One of the almost forgotten women who were a part of Irish politics and literary history, Alice Milligan published a number of books and was a friend of W. B. Yeats and Roger Casement, for instance. Although she never actually met the Irish nationalist Charles Stewart Parnell she was heavily influenced by him, angry with the Irish people's condemnation of him for his affair with the married Kitty O'Shea, and deeply affected by his death.

Alice never married, although it's unknown if she had any love affairs. She wanted to speak Irish, not the language of imperialism, although she never got anywhere near to mastering the language. Although she was relatively well-known in Ireland, her brother Ernest (who nevertheless wanted a biography written on her after her death), didn't appear to have any knowledge of her status while she was living.

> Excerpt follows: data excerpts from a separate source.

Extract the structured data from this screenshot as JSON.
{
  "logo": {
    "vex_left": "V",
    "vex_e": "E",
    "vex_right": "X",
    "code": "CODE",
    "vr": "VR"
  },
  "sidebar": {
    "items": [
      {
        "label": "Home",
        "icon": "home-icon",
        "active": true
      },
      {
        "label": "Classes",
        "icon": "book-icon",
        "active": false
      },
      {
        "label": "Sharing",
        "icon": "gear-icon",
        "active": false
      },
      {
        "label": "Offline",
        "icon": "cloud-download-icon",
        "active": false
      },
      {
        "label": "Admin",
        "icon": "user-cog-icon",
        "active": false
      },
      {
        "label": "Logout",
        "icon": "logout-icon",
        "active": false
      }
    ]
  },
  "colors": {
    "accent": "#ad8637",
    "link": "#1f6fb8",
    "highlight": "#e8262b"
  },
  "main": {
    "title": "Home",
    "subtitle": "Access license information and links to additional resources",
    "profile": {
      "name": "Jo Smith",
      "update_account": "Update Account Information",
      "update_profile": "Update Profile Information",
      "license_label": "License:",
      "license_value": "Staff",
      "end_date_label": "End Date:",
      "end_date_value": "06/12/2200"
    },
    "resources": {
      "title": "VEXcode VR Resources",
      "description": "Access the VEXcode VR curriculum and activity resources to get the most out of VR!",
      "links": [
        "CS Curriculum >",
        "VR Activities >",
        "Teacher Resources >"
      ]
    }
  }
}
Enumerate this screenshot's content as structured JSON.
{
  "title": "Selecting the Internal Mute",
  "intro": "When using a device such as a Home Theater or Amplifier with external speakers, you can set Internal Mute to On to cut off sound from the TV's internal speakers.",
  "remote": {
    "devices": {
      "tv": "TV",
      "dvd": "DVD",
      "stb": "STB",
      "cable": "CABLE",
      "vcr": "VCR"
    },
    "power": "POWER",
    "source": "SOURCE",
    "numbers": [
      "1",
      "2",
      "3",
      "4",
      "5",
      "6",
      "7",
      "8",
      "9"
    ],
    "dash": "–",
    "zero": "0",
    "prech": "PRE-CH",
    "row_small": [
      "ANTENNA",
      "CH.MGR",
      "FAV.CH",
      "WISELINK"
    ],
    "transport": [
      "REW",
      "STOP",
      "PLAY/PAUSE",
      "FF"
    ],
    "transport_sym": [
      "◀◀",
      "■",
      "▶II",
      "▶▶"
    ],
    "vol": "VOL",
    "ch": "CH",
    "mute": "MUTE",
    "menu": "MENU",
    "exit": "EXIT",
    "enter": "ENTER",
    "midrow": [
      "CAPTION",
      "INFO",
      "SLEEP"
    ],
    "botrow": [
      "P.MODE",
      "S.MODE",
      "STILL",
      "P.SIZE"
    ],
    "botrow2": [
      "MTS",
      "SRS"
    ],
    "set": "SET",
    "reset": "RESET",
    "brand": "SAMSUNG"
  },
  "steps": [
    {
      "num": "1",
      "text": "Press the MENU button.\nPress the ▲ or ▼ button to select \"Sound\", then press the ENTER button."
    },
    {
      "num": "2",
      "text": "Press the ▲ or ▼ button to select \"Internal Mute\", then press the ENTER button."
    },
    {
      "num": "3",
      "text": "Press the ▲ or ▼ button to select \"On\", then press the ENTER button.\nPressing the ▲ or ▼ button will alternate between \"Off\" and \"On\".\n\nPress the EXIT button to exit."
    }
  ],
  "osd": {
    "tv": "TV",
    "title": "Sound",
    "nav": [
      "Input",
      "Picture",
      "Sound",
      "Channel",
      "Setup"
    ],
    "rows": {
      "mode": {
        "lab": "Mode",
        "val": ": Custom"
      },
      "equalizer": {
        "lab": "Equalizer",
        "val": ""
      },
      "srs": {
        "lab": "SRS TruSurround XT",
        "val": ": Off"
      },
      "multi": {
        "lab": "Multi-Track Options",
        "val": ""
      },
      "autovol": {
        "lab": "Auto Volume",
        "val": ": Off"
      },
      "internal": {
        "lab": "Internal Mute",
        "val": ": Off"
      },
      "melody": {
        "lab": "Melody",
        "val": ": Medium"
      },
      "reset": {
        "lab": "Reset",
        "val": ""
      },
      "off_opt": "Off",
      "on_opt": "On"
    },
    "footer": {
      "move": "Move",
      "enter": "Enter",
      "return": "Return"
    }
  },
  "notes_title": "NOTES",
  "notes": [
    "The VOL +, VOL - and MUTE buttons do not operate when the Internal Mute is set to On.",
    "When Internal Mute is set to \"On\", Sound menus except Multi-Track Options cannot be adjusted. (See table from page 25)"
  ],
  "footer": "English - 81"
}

Unfortunately, fascinating though it is to learn of Alice Milligan's life, Sheila Johnston, in spite of the undoubtedly painstaking efforts she has taken researching her subject, is manifestly not a professional researcher: there is a smack of the undergraduate project here (although Johnston is far from young), and I winced in a few places. Nevertheless, Johnston has put Milligan on the map, and I have since noted that Catherine Morris has followed up with the more scholarly Alice Milligan and the Irish Cultural Revolution (2012).